One of the questions we get from family, friends, and complete strangers is "When should I call a bondsman." You might think reflexively, "Whenever you need to get out of jail!" But it is not that simple. When someone has been arrested, emotions run high and it is difficult to make the right choice. Everyone, of course, has the right to an attorney and to make a phone call from jail, but who do you call and why?
Did you plan on getting arrested? We thought otherwise, too. But facts are facts. You are in the clink. Even if the offense was minor – say, you mouthed off to the police during a traffic stop then refused to provide identification – you may be facing a situation where you are in jail and need legal help. Calling a lawyer is a good idea, but not necessarily the first one you should make. A lawyer will obviously provide legal advice, but not every lawyer – especially a public defender – can provide the funds to bail someone out of jail. And calling a relative or friend is dicey at best – do you want to involve them in your troubles? Do you want them spending their money to bail you out? Probably not. Thus, you call a bondsman if you are incarcerated in Jefferson County, Arapahoe County, Denver County, or anywhere else in Colorado.
Once you call one of our bail bonds professionals, you will be asked to explain your situation and provide other details. This includes name, address, age, where you are being held, what you were charged with, and the amount of bail. We will work with you to get a bond application filled out, complete an indemnity agreement, make payment arrangements, and provide a receipt. After that, we post the bail and you are released. You call a bondsman when it is your best option.
A bail bonding professional is a private citizen, not a peace officer. As such, he or she must abide by the law just like any other citizen in Colorado. But our line of business can be dangerous at times. Working in bail bonds is not just a matter of posting bail for someone. The job can be dangerous. Even if we get a defendant released on bond, there is no guarantee that person will honor a scheduled court date. If a defendant is uncooperative and threatens to do harm, we have the right to defend ourselves, up to and including the use of deadly force. That is not a scenario we like to think about but, as such, we can carry a weapon with the correct permit – the same as any other private citizen.
"A permit to carry a concealed weapon may be obtained through the Sheriff of the county in which you live. You must meet certain requirements to qualify for the permit. [C.R.S. 18-12-203] Consult your local Sheriff's Department for more information on obtaining a permit. The permit and a valid photo identification must be carried with the handgun at all times. A permit is not required and a handgun is not considered concealed when a person is in a private automobile or other private transportation. [C.R.S. 18-12-105 (2)]"
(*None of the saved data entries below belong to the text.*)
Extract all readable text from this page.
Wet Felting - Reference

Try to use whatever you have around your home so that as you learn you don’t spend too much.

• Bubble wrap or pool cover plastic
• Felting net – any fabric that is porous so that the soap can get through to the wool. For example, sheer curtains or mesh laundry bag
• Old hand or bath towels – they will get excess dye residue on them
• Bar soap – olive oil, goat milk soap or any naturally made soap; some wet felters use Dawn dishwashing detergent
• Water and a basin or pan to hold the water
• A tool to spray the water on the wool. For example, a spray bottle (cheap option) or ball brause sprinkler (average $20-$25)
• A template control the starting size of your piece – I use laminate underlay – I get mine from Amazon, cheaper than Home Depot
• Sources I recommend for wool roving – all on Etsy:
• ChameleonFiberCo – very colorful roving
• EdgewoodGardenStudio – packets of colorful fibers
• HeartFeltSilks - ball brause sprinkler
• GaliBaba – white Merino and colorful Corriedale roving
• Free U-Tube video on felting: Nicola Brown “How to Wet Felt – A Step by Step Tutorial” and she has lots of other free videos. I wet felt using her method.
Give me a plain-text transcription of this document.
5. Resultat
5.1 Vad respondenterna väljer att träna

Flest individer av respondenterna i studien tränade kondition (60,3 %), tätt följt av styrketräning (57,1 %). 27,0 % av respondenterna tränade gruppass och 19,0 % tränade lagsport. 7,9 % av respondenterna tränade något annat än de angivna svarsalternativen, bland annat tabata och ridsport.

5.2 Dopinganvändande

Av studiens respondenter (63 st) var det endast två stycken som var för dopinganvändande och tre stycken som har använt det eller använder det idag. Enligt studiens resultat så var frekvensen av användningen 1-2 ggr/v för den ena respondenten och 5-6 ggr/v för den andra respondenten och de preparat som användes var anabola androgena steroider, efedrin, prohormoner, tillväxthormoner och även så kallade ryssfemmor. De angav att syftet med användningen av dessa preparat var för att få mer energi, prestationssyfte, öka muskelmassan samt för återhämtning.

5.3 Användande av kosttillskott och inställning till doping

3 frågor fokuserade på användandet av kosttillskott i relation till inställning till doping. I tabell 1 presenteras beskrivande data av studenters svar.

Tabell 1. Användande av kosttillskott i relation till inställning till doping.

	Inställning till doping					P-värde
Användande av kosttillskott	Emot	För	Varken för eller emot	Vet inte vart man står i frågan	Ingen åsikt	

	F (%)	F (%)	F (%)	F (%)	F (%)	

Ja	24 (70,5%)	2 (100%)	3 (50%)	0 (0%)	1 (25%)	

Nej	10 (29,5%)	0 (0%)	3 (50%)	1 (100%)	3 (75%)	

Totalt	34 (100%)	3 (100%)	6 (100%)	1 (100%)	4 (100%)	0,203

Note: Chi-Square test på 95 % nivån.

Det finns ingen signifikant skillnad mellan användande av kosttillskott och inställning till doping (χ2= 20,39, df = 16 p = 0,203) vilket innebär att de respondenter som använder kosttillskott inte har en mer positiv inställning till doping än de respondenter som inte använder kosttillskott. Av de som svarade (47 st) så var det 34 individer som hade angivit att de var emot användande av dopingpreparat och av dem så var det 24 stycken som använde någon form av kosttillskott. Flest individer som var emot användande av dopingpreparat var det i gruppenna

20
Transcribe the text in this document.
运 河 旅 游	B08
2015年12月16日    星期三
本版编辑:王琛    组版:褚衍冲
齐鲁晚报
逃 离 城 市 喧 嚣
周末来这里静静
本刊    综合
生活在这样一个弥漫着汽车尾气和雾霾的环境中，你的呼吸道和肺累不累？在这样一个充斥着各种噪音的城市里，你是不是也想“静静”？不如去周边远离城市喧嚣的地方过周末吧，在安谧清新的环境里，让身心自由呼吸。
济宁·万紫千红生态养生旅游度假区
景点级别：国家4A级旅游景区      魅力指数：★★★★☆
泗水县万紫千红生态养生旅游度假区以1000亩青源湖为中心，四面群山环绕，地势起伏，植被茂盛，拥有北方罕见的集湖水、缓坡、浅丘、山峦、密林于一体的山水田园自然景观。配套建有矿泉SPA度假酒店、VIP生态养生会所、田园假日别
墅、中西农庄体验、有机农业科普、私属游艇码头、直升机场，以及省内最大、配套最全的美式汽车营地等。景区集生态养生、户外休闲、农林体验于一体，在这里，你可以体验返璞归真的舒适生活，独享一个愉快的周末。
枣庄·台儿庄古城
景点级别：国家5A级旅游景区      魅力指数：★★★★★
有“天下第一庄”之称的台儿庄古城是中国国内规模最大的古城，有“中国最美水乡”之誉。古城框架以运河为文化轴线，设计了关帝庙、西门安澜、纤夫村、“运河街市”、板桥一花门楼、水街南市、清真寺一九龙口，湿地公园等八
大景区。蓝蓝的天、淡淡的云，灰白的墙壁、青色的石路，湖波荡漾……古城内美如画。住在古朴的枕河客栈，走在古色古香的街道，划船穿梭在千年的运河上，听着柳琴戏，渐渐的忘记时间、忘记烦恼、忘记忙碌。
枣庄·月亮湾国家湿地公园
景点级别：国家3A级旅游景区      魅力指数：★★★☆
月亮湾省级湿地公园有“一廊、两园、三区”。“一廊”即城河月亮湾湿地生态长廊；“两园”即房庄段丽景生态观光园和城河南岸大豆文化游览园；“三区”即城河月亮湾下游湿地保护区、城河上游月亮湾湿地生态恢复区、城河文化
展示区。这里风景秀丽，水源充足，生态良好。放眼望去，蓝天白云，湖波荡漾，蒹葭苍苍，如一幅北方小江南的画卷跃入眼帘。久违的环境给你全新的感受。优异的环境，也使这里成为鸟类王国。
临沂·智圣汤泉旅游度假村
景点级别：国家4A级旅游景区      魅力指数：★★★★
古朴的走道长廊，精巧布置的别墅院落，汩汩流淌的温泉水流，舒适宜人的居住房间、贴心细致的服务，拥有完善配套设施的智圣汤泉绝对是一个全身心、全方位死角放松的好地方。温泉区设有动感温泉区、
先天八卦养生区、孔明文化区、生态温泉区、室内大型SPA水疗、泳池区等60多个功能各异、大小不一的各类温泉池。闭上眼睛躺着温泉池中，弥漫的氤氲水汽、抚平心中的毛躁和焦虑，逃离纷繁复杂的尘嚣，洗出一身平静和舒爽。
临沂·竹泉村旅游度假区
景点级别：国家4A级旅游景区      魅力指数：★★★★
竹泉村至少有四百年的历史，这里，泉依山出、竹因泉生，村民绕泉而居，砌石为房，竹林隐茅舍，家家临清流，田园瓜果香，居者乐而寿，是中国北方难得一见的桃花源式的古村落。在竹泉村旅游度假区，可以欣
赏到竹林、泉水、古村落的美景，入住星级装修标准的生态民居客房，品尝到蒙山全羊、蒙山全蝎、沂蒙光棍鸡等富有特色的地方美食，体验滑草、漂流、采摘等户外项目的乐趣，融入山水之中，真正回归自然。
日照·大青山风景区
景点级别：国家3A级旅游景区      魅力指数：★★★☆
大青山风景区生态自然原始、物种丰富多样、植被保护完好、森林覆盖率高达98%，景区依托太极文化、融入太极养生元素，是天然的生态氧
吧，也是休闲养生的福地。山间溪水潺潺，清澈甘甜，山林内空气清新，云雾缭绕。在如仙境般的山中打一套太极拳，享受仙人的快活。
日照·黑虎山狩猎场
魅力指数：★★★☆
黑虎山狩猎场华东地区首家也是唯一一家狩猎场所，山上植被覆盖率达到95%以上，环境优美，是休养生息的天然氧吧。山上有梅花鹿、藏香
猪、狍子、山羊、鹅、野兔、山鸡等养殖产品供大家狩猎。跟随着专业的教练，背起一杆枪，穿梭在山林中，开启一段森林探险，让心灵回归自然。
Depending on local ordinances, some bondsman can open-carry, meaning their handgun is plainly visible. It is important to know that those in our industry who do carry a handgun receive regular training on the use and care of firearms. It is a responsibility we take very seriously and is not something any of us do unless required by a particular circumstance.
For more information, contact your local sheriff or police department or go online.
As a private citizen and not a peace officer, a bondsman in Colorado is authorized to make what is referred to as a "citizen's arrest." If a defendant has signed a bail agreement and fails to appear in court, or otherwise breaks the terms of the agreement, a bail agent can bring the defendant – now a fugitive – to the courthouse. We are also granted the power, under these circumstances, of entering any dwelling without a warrant to arrest the defendant. Our state defines this authority under the statute CRS 16-3-201
As you can see, the role of a bail bonding professional is complicated, dangerous, and provides a valuable service to someone who is incarcerated but has run out of options to secure his or her freedom. These are responsibilities we take very seriously, and partly explain our efforts to defeat pending legislation nationwide to do away with the cash bail system and, when possible, revise existing laws that weaken our ability to carry out the duties of our chosen profession.
Over the last several years, laws have been passed in New York, New Jersey, and elsewhere to do away with cash bail, severely restrict its use, or replace it with risk assessment tools, or by granting judges greater latitude in releasing defendants without bail or for reduced amounts. Arguments by opponents have been powerfully made but upticks in crime in some states recently have caused voters to rethink their opinions and decisions.
In California, in fact, Proposition 25, which would have eliminated cash bail and replaced it with a hodgepodge of stopgap measures, was soundly defeated at the polls with a vote of 55 percent No and 44 percent Yes. Given the Golden State's liberal makeup, this was a surprising but welcomed result.